When 2016 began, open primaries was a fringe issue, but now we know that 70 percent of Americans support us. Thousands of voters from every state stood up and demanded change from the parties this year, and as a result, our movement grew immensely and another state passed open primaries. Voters are now organizing in states across the country, from New York to Oregon, to restore our democracy.
Let Colorado Vote, led by Colorado business leader Kent Thiry, gathered over 300,000 signatures to place two ballot measures on the 2016 ballot, both of which passed. Proposition 107 will bring back the Colorado presidential primary and allow independent voters to participate, and Proposition 108 will make statewide (taxpayer-funded) primaries open to all voters.

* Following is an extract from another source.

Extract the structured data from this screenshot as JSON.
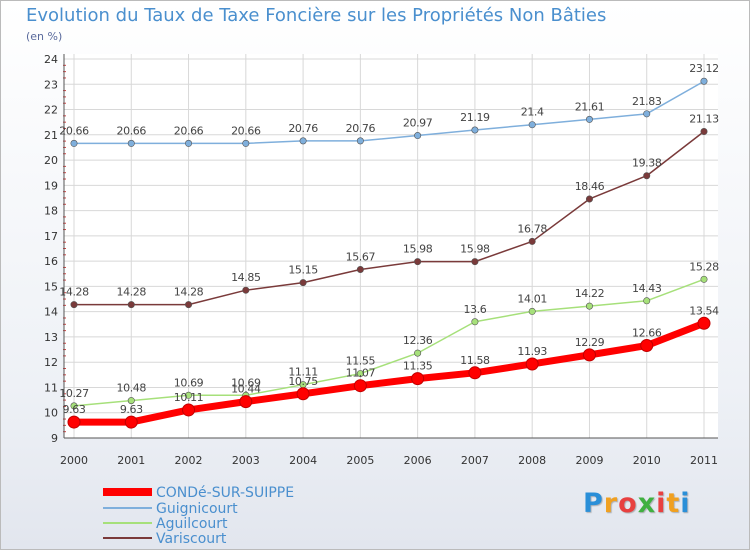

In 2016, Open Primaries supported a ballot referendum campaign in South Dakota -- Vote Yes on V -- to enact a nonpartisan public primary system. The campaign gathered thousands of signatures to successfully secure a line on the general election ballot; it had the support of a diverse group of South Dakota political leaders -- Democrats, Republicans, and independents, from East River and West River -- responding to the national anger of an election system rigged against the voters. Open Primaries worked with local leadership to support the campaign.
Presidential Primary Petition
Following a contentious presidential primary cycle in which open primaries became a mainstream political issue -- with 70% of Americans favoring the cause -- we launched a national petition calling on the Republican Party and Democratic Party to open the presidential primaries in all 50 states, starting in 2020.
Over 40,000 voters from all 50 states signed the petition and we submitted a resolution to a vote at the DNC Rules Committee meeting. Although the resolution did not pass, it was historic in that it was the first time that either major party ever considered such a measure, and it forced the DNC to establish a commission to study and develop the issue.
In 2015-16, Open Primaries partnered with former Phoenix Mayor Paul Johnson on a campaign to place a nonpartisan primaries referendum on the 2016 ballot. Although the campaign ultimately failed to to get a measure on the ballot, it did make strides in assembling a strong coalition of independent activists, elected officials, business leaders and Latino activists from across the political spectrum.
In July, 2014, Senator Chuck Schumer wrote an editorial in the New York Times advocating for open, nonpartisan primaries. The Independence Party of New York City and Open Primaries partnered on a petition campaign to open the 2016 Democratic Presidential Primary to independent voters.
Our petition, which received over 7,000 signatures, asks Senator Schumer to urge the New York Democratic Party to open their 2016 Presidential Primary.
In 2014 Open Primaries worked with the Yes on 90 coalition to advocate for Measure 90 in Oregon, which if passed would change Oregon’s closed primary system to a Top Two, nonpartisan primary.
The measure was rejected by Oregon voters in November 2014. Open Primaries president John Opdycke said,
“I congratulate the Yes on 90 coalition for their hard work. The inclusion of all voters in the process remains our national focus, and this is strongly resisted by the political parties.”